There was a sense of impersonality to the power that was generated through industrialization. However, there were many others who were very impressed with mankind’s new skill at changing nature to do its bidding. And there was a great sense of accomplishment in being able to harness the energy of the world in order to make material gains. This is a point that Yavuz didn’t mention. As Koot says, many liberals said that the well-being of the people throughout the world wasn’t related to cottages covered in roses, but in the steam power and independence that was produced by industrialization. Many of the socialists and the critics of capitalism that ensued thereafter said the literary critiques of the market society was correct in saying that there was class exploitation that was spurred on by the machines. “By contrast, modern conservatives have echoed earlier liberal views that protest that society’s predilections toward the welfare state and its distrust of capitalism are rooted in a false and unduly pessimistic interpretation of the industrial revolution,” (Koot, 2012).

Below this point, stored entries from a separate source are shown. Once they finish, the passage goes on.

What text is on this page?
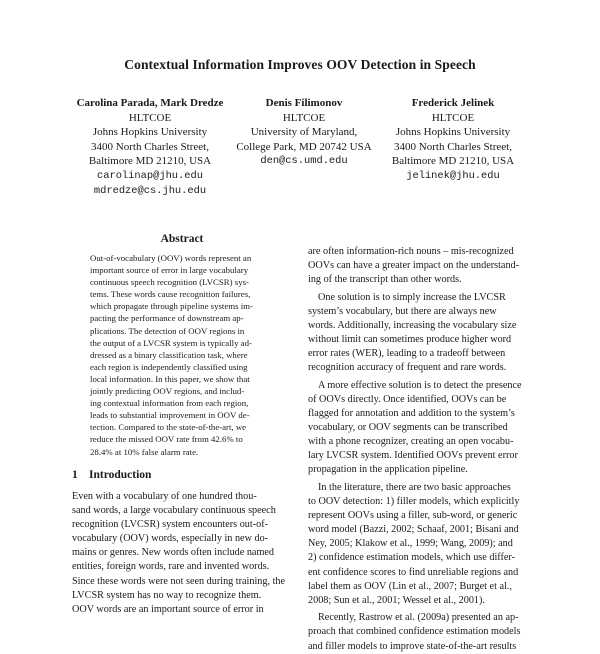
Contextual Information Improves OOV Detection in Speech
Carolina Parada, Mark Dredze
HLTCOE
Johns Hopkins University
3400 North Charles Street,
Baltimore MD 21210, USA
carolinap@jhu.edu
mdredze@cs.jhu.edu
Denis Filimonov
HLTCOE
University of Maryland,
College Park, MD 20742 USA
den@cs.umd.edu
Frederick Jelinek
HLTCOE
Johns Hopkins University
3400 North Charles Street,
Baltimore MD 21210, USA
jelinek@jhu.edu
Abstract
Out-of-vocabulary (OOV) words represent an
important source of error in large vocabulary
continuous speech recognition (LVCSR) sys-
tems. These words cause recognition failures,
which propagate through pipeline systems im-
pacting the performance of downstream ap-
plications. The detection of OOV regions in
the output of a LVCSR system is typically ad-
dressed as a binary classification task, where
each region is independently classified using
local information. In this paper, we show that
jointly predicting OOV regions, and includ-
ing contextual information from each region,
leads to substantial improvement in OOV de-
tection. Compared to the state-of-the-art, we
reduce the missed OOV rate from 42.6% to
28.4% at 10% false alarm rate.
1 Introduction
Even with a vocabulary of one hundred thou-
sand words, a large vocabulary continuous speech
recognition (LVCSR) system encounters out-of-
vocabulary (OOV) words, especially in new do-
mains or genres. New words often include named
entities, foreign words, rare and invented words.
Since these words were not seen during training, the
LVCSR system has no way to recognize them.
OOV words are an important source of error in
are often information-rich nouns – mis-recognized
OOVs can have a greater impact on the understand-
ing of the transcript than other words.
One solution is to simply increase the LVCSR
system’s vocabulary, but there are always new
words. Additionally, increasing the vocabulary size
without limit can sometimes produce higher word
error rates (WER), leading to a tradeoff between
recognition accuracy of frequent and rare words.
A more effective solution is to detect the presence
of OOVs directly. Once identified, OOVs can be
flagged for annotation and addition to the system’s
vocabulary, or OOV segments can be transcribed
with a phone recognizer, creating an open vocabu-
lary LVCSR system. Identified OOVs prevent error
propagation in the application pipeline.
In the literature, there are two basic approaches
to OOV detection: 1) filler models, which explicitly
represent OOVs using a filler, sub-word, or generic
word model (Bazzi, 2002; Schaaf, 2001; Bisani and
Ney, 2005; Klakow et al., 1999; Wang, 2009); and
2) confidence estimation models, which use differ-
ent confidence scores to find unreliable regions and
label them as OOV (Lin et al., 2007; Burget et al.,
2008; Sun et al., 2001; Wessel et al., 2001).
Recently, Rastrow et al. (2009a) presented an ap-
proach that combined confidence estimation models
and filler models to improve state-of-the-art results
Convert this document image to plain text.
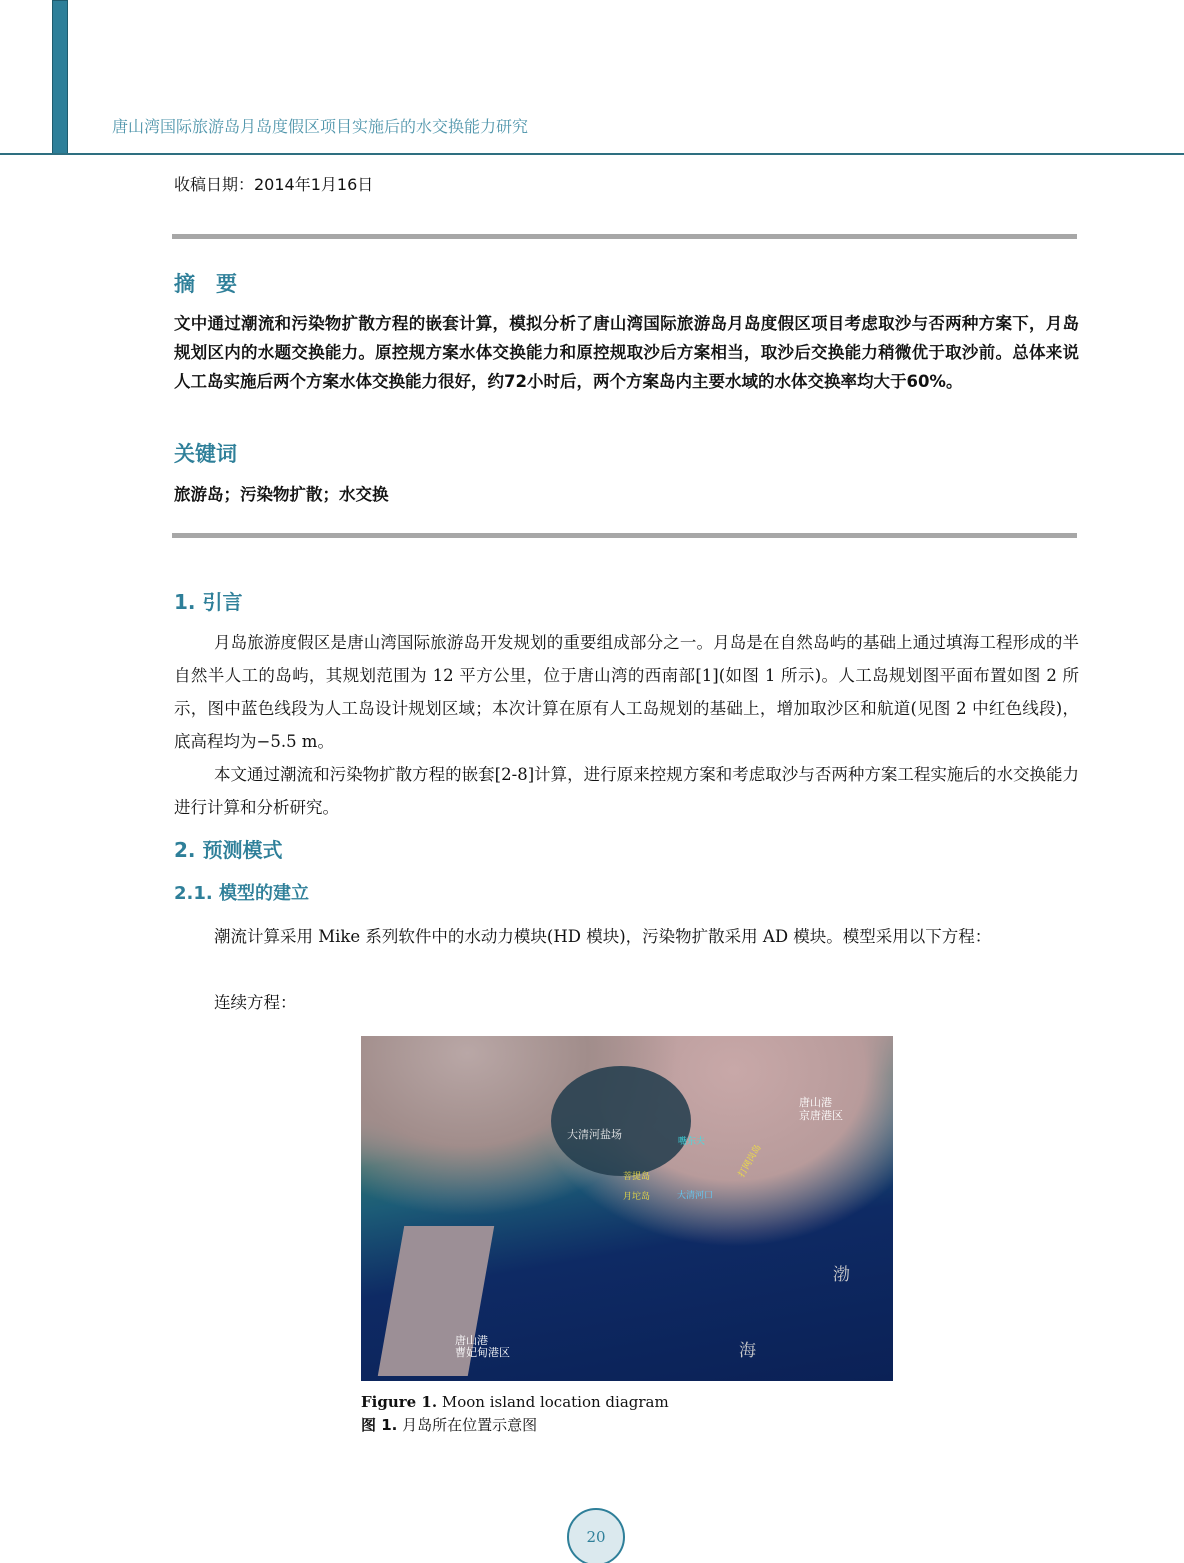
唐山湾国际旅游岛月岛度假区项目实施后的水交换能力研究
收稿日期：2014年1月16日
摘　要
文中通过潮流和污染物扩散方程的嵌套计算，模拟分析了唐山湾国际旅游岛月岛度假区项目考虑取沙与否两种方案下，月岛规划区内的水题交换能力。原控规方案水体交换能力和原控规取沙后方案相当，取沙后交换能力稍微优于取沙前。总体来说人工岛实施后两个方案水体交换能力很好，约72小时后，两个方案岛内主要水域的水体交换率均大于60%。
关键词
旅游岛；污染物扩散；水交换
1. 引言
月岛旅游度假区是唐山湾国际旅游岛开发规划的重要组成部分之一。月岛是在自然岛屿的基础上通过填海工程形成的半自然半人工的岛屿，其规划范围为 12 平方公里，位于唐山湾的西南部[1](如图 1 所示)。人工岛规划图平面布置如图 2 所示，图中蓝色线段为人工岛设计规划区域；本次计算在原有人工岛规划的基础上，增加取沙区和航道(见图 2 中红色线段)，底高程均为−5.5 m。
本文通过潮流和污染物扩散方程的嵌套[2-8]计算，进行原来控规方案和考虑取沙与否两种方案工程实施后的水交换能力进行计算和分析研究。
2. 预测模式
2.1. 模型的建立
潮流计算采用 Mike 系列软件中的水动力模块(HD 模块)，污染物扩散采用 AD 模块。模型采用以下方程：
连续方程：
大清河盐场
嘴东夫
菩提岛
月坨岛	大清河口
打网岗岛
唐山港
京唐港区
唐山港
曹妃甸港区
渤
海
Figure 1. Moon island location diagram
图 1. 月岛所在位置示意图
20
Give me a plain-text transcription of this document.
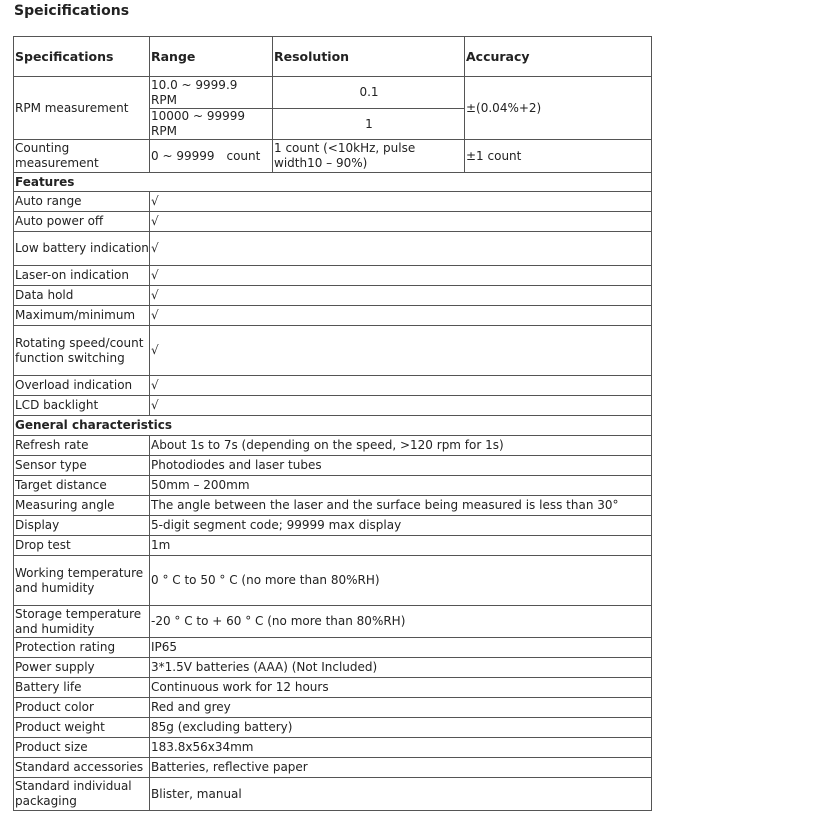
Speicifications
Specifications	Range	Resolution	Accuracy
RPM measurement	10.0 ~ 9999.9　RPM	0.1	±(0.04%+2)
	10000 ~ 99999 RPM	1	
Counting measurement	0 ~ 99999　count	1 count (<10kHz, pulse width10 – 90%)	±1 count
Features			
Auto range	√		
Auto power off	√		
Low battery indication	√		
Laser-on indication	√		
Data hold	√		
Maximum/minimum	√		
Rotating speed/count function switching	√		
Overload indication	√		
LCD backlight	√		
General characteristics			
Refresh rate	About 1s to 7s (depending on the speed, >120 rpm for 1s)		
Sensor type	Photodiodes and laser tubes		
Target distance	50mm – 200mm		
Measuring angle	The angle between the laser and the surface being measured is less than 30°		
Display	5-digit segment code; 99999 max display		
Drop test	1m		
Working temperature and humidity	0 ° C to 50 ° C (no more than 80%RH)		
Storage temperature and humidity	-20 ° C to + 60 ° C (no more than 80%RH)		
Protection rating	IP65		
Power supply	3*1.5V batteries (AAA) (Not Included)		
Battery life	Continuous work for 12 hours		
Product color	Red and grey		
Product weight	85g (excluding battery)		
Product size	183.8x56x34mm		
Standard accessories	Batteries, reflective paper		
Standard individual packaging	Blister, manual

In looking at what modern scholars have to say, many argue that the gender roles have been very much influenced by the division of labor as taken within the industrial society and this helped to transform the gender roles and the very core of family relationships and roles. Those who advocate for globalization and those who are against it say that Great Britain is the champion of the free trade during its time as the initiator of the industrial revolution. Other modern economic historians have said the Britain didn’t even lead the industrial revolution, but there was actually an extremely slow growth rate in the British economy of that period, (Montagna, 2006). There was also a key point in what historians have to say that Yavuz didn’t mention. According to the historic economists, a period of restricted and partial nature of the industrial transformation took place. However, despite the vast majority of the world embracing the economic growth, as it is interpreted through the generation of the industrial revolution in England, there is still the images of there being much pollution, poverty and greed associated with the period of time. All that, according to many, is a result of the dark mills, and urban depravation spurred on by a government that doesn’t truly care for its people. This period is vastly criticized as being a time of extreme greed and class wars that are still being fought today through occurrences such as the Occupy Wall Street movement.

While it is difficult to put the effects of the industrial revolution into perspective, Yavul’s paper focuses too much on the early effects of the industrial revolution in England, and doesn’t take a broad enough approach to the affects to mankind as a whole. While he refers to the fact that industrialization did have a major impact in the development of colonization, he did not say enough how society throughout the world has been transformed by industrialization. A study of the impact it has had on the generation of globalization, and the resulting social improvements in many countries, would have made his piece more relevant and interesting.